Todo comenzó muy bien, tanto que al bajarme del avión
me cayeron siete vendedores de gafas para el sol, como
si supieran que yo quería unas. Lo cierto es que
durante los cinco días que estuve en aquel lugar,
descubrí que alguien les contó de mis sueños. No de
otra manera se entiende que cada diez o quince minutos
se me metieran hasta en la sopa con la idea de
venderme otras gafas, aún viendo que ya tenía unas que
me daban un coqueto aire a Leo Di Caprio.

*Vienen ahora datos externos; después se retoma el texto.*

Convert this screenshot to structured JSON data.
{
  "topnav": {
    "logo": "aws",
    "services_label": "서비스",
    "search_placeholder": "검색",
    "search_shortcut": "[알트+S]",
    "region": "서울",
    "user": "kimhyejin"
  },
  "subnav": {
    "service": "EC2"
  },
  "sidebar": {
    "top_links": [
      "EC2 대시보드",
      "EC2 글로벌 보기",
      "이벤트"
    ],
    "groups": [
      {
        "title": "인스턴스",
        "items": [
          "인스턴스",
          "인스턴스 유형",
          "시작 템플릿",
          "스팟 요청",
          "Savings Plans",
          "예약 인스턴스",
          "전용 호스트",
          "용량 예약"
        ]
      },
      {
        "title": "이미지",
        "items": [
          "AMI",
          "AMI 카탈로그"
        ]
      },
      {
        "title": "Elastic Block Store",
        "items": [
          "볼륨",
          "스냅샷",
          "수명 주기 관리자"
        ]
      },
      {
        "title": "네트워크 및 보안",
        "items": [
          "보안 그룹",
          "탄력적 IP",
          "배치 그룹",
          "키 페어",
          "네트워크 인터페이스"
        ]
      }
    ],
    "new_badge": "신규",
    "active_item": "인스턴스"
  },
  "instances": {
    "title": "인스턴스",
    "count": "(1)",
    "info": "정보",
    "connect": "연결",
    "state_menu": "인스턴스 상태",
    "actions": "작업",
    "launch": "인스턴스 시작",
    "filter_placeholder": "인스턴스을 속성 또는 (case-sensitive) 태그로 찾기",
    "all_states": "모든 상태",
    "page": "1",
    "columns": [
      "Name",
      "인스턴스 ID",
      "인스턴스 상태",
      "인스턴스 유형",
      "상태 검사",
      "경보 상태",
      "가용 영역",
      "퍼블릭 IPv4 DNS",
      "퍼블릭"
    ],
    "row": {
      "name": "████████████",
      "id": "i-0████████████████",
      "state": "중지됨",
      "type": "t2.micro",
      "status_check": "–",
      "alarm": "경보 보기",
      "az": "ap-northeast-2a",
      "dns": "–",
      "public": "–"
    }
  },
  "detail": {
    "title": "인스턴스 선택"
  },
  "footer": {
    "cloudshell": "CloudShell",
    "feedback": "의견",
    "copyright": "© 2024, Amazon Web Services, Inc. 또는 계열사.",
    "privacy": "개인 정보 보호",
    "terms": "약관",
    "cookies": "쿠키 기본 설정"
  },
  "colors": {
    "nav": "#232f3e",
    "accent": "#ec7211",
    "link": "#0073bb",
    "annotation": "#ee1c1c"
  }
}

Todas las mañanas fui a la playa para disfrutar de la
distracción más económica (mirar chicas en tanga).
Allí, buscando la anhelada paz, pasaba siete horas
espantando una plaga de revendedores de collares,
ostras, bollos de yuca, camisetas, artesanías, tajadas
de piña, cocadas, yoyos, aceite de coco y, claro, a
mis amigos de las gafas que con sus enormes
muestrarios se daban la maña para tapar el poquito sol
que me correspondía.

Frente a aquel mar un tanto contaminado llegué a la
conclusión de que el lugar que había escogido para mis
vacaciones era el ideal. Tantos millones de personas
inteligentes no podíamos estar equivocadas al mismo
tiempo. Lástima, eso sí, que el espacio fuera tan
pequeño porque no pude broncearme sino de perfil. En
medio del hacinamiento siempre me tocó acomodarme de
lado y justo cara a cara con la más fea.

Tal como lo planeé, la primera noche comí a la carta.
Luego de pagar la cuenta decidí que estaba muy gordo y
que necesitaba una dieta intensiva de hamburguesa con
gaseosa. En esa misma cuenta del restaurante y en la
del hotel se quedaron mis ilusiones del paseo en
lancha y las noches de rumba.... Al fin de cuentas, lo
que yo necesitaba era descansar y no esos ajetreos de
andar trasnochando y acabando con mi salud o estar
sufriendo de todas las incomodidades y angustias de
una embarcación en alta mar.

Ahora que estoy de nuevo en casa, arruinado pero
feliz. Me alegra que solo me haya quedado de recuerdo
mis gafas para el sol, mi medio cuerpo tostado y ese
dolor de cabeza causado por cinco días de aglomeración
y algarabía, hamburguesas de pan y cebolla y el
compromiso de pagar los pasajes de avión y el préstamo
del dinero que boté.

El Principito




Honorable sin crédito

Soy el poseedor de un viejo carrito al que le encanta
ir a los talleres. Alguna cosa rara debe traerse entre
manos, pues su pasión por unas tales guayas es ya
materia de estudio por especialistas en Freud,
sicólogos y algunos expertos en el arte maquiavélico
de la mecánica automotriz, que se saben de memoria
todos los misterios de platinos, condensadores, bujías
y poleas que hay que cambiar una o dos veces por
semana para poder hacer el próximo recorrido de
regreso al taller.

Después de estudiar a fondo la economía familiar,
consultar el oráculo, llamar a las líneas síquicas y a
Walter Mercado, las cesantías, ahorritos y demás,
decidí vender el querido vehículo y con su producido
dar la cuota inicial para uno de esos bellos
ejemplares que aparecen en televisión, con los cuales
sus propietarios conquistan bellas mujeres, vuelan
entre nubes de algodón mientras saborean una deliciosa
copa de champaña y van por todas partes sonriendo sin
regresar jamás a los talleres o preocuparse por
cambiar las benditas guayas.

Hice brillar el vejestorio y me fui con la mejor de
mis pintas donde un simpático señor que hablaba muchas
estupideces y sin embargo me dio muy poco por el
carrito. No le importó un comino que el pichirilo
tuviera las guayas nuevas y el aire de los neumáticos
fuera el original.

Un poco desconcertado porque lo mío no valía nada y la
nave de la vitrina tenía costos similares a los del
trasbordador espacial, continué las diligencias que me
harían el feliz propietario del brioso corcel. Lo
único que me faltaba era el estudio del crédito que,
según los vendedores, era un proceso simple y rápido.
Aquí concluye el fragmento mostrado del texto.